2- Mahkemece, “Davalının yanına gitmek isteyen davacıya davalı erkeğin gelme dediği, fiili ayrılık sonrasında davacı kadının facebook sayfasına dava dışı H.A adlı kadından davalı erkekle haberleştiğini zannederek bir takım mesajlar geldiği, buna karşılık davacı kadının erkek eş tarafından sunulan facebook çıktılarının kendisine ait olduğunu kabul ettiği bu vakıalara göre her iki tarafın da birbirine karşı sadakatsiz davranıp güven sarsıcı tutumlar sergilediği, en son eşinin yanına gelmemesini isteyen davalının ağır kusurlu olduğu” gerekçesiyle kadının boşanma ve tedbir nafakası (TMK m.107) davalarının kabulüne karar verilmiştir.

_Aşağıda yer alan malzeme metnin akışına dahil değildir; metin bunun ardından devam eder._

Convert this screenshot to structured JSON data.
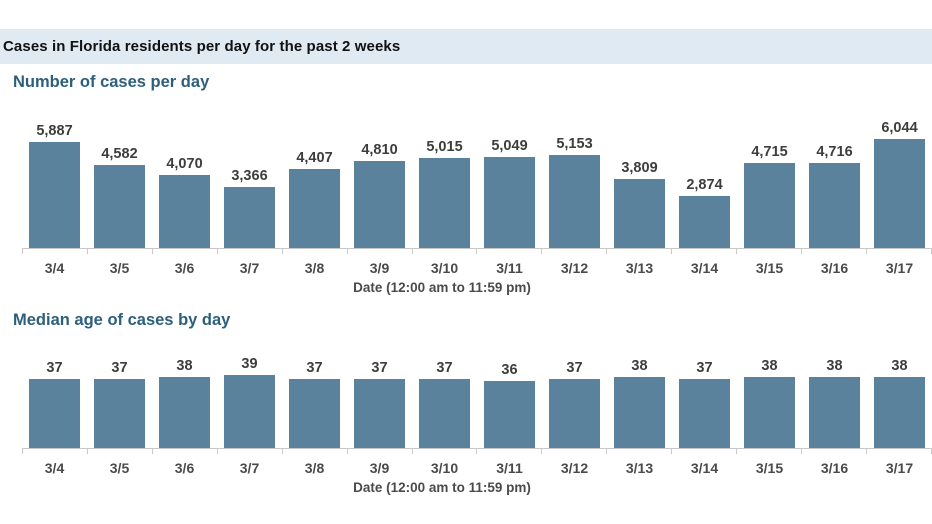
{
  "header": {
    "title": "Cases in Florida residents per day for the past 2 weeks"
  },
  "colors": {
    "bar": "#5a829d",
    "band": "#e0eaf2",
    "header_text": "#111111",
    "section_title": "#2d5f7c",
    "value_label": "#3d3d3d",
    "axis_label": "#4a4a4a",
    "axis_line": "#c9c9c9"
  },
  "chart_data": [
    {
      "type": "bar",
      "title": "Number of cases per day",
      "xlabel": "Date (12:00 am to 11:59 pm)",
      "ylabel": "",
      "categories": [
        "3/4",
        "3/5",
        "3/6",
        "3/7",
        "3/8",
        "3/9",
        "3/10",
        "3/11",
        "3/12",
        "3/13",
        "3/14",
        "3/15",
        "3/16",
        "3/17"
      ],
      "values": [
        5887,
        4582,
        4070,
        3366,
        4407,
        4810,
        5015,
        5049,
        5153,
        3809,
        2874,
        4715,
        4716,
        6044
      ],
      "labels": [
        "5,887",
        "4,582",
        "4,070",
        "3,366",
        "4,407",
        "4,810",
        "5,015",
        "5,049",
        "5,153",
        "3,809",
        "2,874",
        "4,715",
        "4,716",
        "6,044"
      ],
      "ylim": [
        0,
        6044
      ],
      "grid": false
    },
    {
      "type": "bar",
      "title": "Median age of cases by day",
      "xlabel": "Date (12:00 am to 11:59 pm)",
      "ylabel": "",
      "categories": [
        "3/4",
        "3/5",
        "3/6",
        "3/7",
        "3/8",
        "3/9",
        "3/10",
        "3/11",
        "3/12",
        "3/13",
        "3/14",
        "3/15",
        "3/16",
        "3/17"
      ],
      "values": [
        37,
        37,
        38,
        39,
        37,
        37,
        37,
        36,
        37,
        38,
        37,
        38,
        38,
        38
      ],
      "labels": [
        "37",
        "37",
        "38",
        "39",
        "37",
        "37",
        "37",
        "36",
        "37",
        "38",
        "37",
        "38",
        "38",
        "38"
      ],
      "ylim": [
        0,
        39
      ],
      "grid": false
    }
  ]
}
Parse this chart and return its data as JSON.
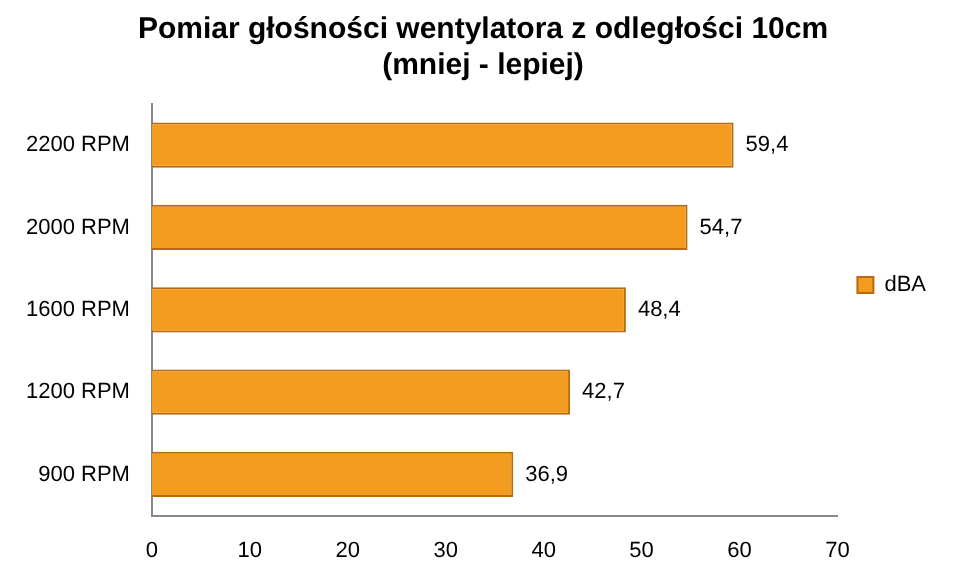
{
  "chart_data": {
    "type": "bar",
    "orientation": "horizontal",
    "title": "Pomiar głośności wentylatora z odległości 10cm",
    "subtitle": "(mniej - lepiej)",
    "categories": [
      "2200 RPM",
      "2000 RPM",
      "1600 RPM",
      "1200 RPM",
      "900 RPM"
    ],
    "series": [
      {
        "name": "dBA",
        "color": "#f39c1f",
        "values": [
          59.4,
          54.7,
          48.4,
          42.7,
          36.9
        ],
        "value_labels": [
          "59,4",
          "54,7",
          "48,4",
          "42,7",
          "36,9"
        ]
      }
    ],
    "xlim": [
      0,
      70
    ],
    "xticks": [
      0,
      10,
      20,
      30,
      40,
      50,
      60,
      70
    ],
    "grid": false,
    "legend": "right"
  }
}
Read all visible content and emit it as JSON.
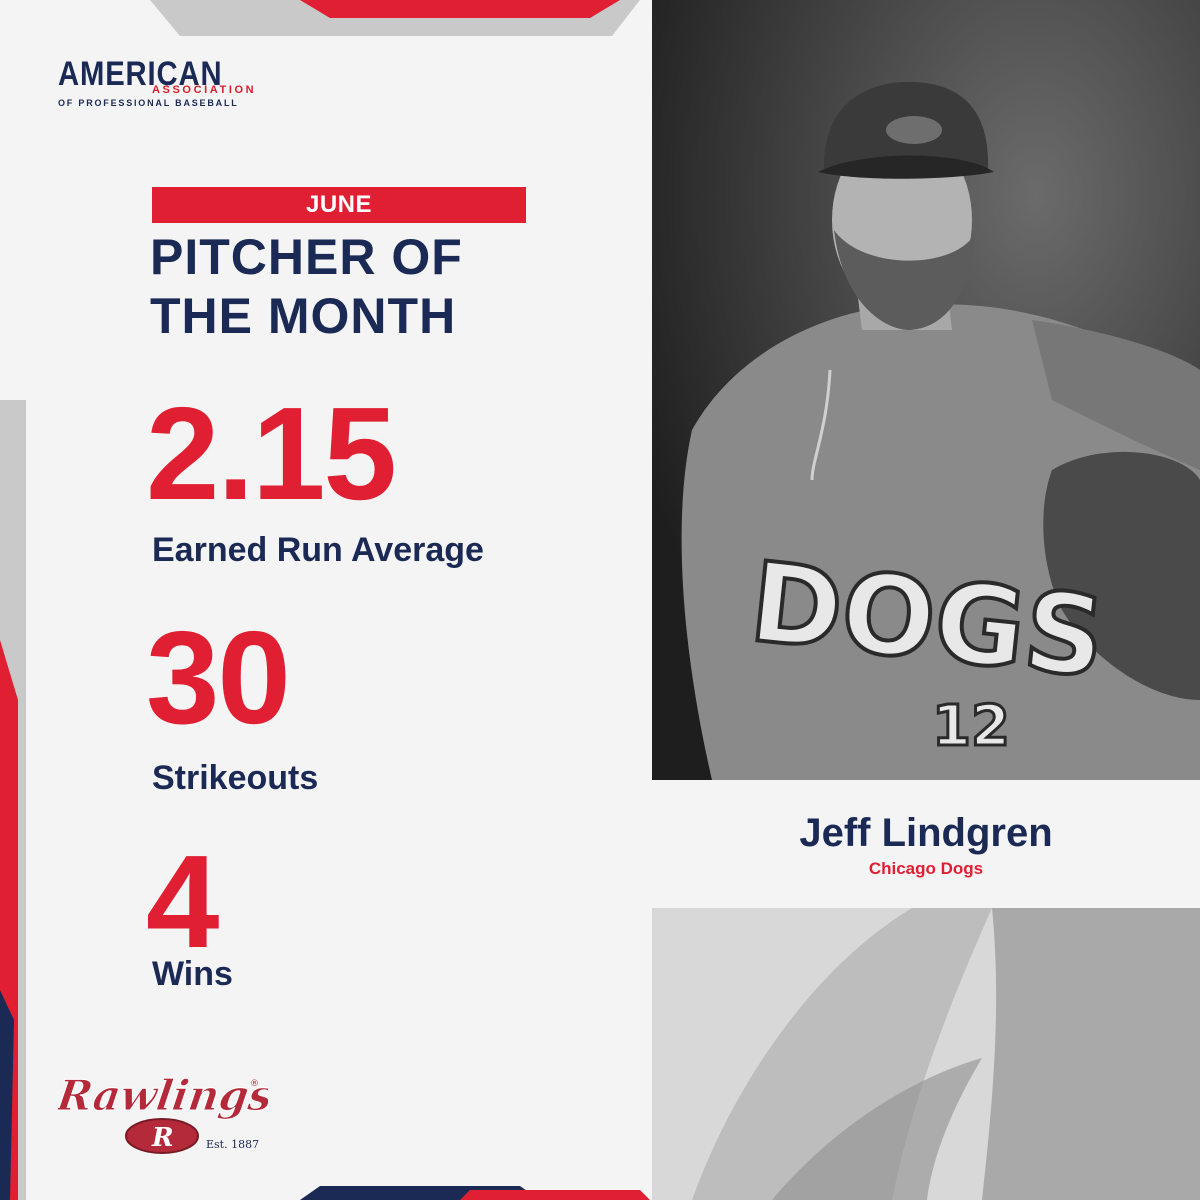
{
  "logo": {
    "top": "AMERICAN",
    "middle": "ASSOCIATION",
    "bottom": "OF PROFESSIONAL BASEBALL"
  },
  "award": {
    "month": "JUNE",
    "title_line1": "PITCHER OF",
    "title_line2": "THE MONTH"
  },
  "stats": [
    {
      "value": "2.15",
      "label": "Earned Run Average"
    },
    {
      "value": "30",
      "label": "Strikeouts"
    },
    {
      "value": "4",
      "label": "Wins"
    }
  ],
  "player": {
    "name": "Jeff Lindgren",
    "team": "Chicago Dogs",
    "jersey_text": "DOGS",
    "jersey_number": "12"
  },
  "sponsor": {
    "name": "Rawlings",
    "tagline": "Est. 1887",
    "registered_mark": "®"
  },
  "colors": {
    "navy": "#1b2a55",
    "red": "#e01f32",
    "background": "#f4f4f4",
    "gray": "#c9c9c9"
  }
}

Davalı erkek gerekçede ismi geçen H.A isimli kişiyi tanımadığını, sosyal paylaşım sitesinde yer alan hesabın kendisi tarafından kullanılmadığını savunmuş, davacı kadın da söz konusu hesabın kendi kişisel hesabı olduğunu beyan etmiş, toplanan diğer delillerle de davalının H.A isimli kişi ile bir ilişkisinin olduğu ya da bu kişinin davalı ile yazıştığı zannıyla hareket ederek gerekçeye esas alınan mesajları yazdığı kanıtlanamamıştır. Bu sebeple bu vakıanın davalı erkeğe kusur olarak yüklenmesi mümkün değildir. Toplanan delillerden ve özellikle de davacı kadın tanıkları Sevim ve Serpil’in davacı kadından aktardığı beyanlardan, son olarak kadının eşinin ilgisizliğinden yakınarak ailesinin bulunduğu Adana’dan ortak evin bulunduğu …’a dönmediği anlaşılmaktadır. Davacının diğer tanıklarının sözlerinin bir kısmı Türk Medeni Kanununun 166/1. maddesinde yer alan temelinden sarsılma durumunu kabule elverişli olmayan beyanlar olup, bir kısmı ise, sebep ve saiki açıklanmayan ve inandırıcı olmaktan uzak izahlardan ibarettir. Bu itibarla “Davalının yanına gitmek isteyen davacıya davalı erkeğin gelme dediği” yönündeki vakıa da kanıtlanamamıştır. Gerçekleşen duruma göre davacı kadının mahkemece kabul edilen ve temyiz edilmeyerek kesinleşen “Sadakatsiz davranıp güven sarsıcı tutumlar sergilediği” şeklindeki kusuru sebebiyle boşanmaya sebep olan olaylarda davacı kadın tamamen kusurludur.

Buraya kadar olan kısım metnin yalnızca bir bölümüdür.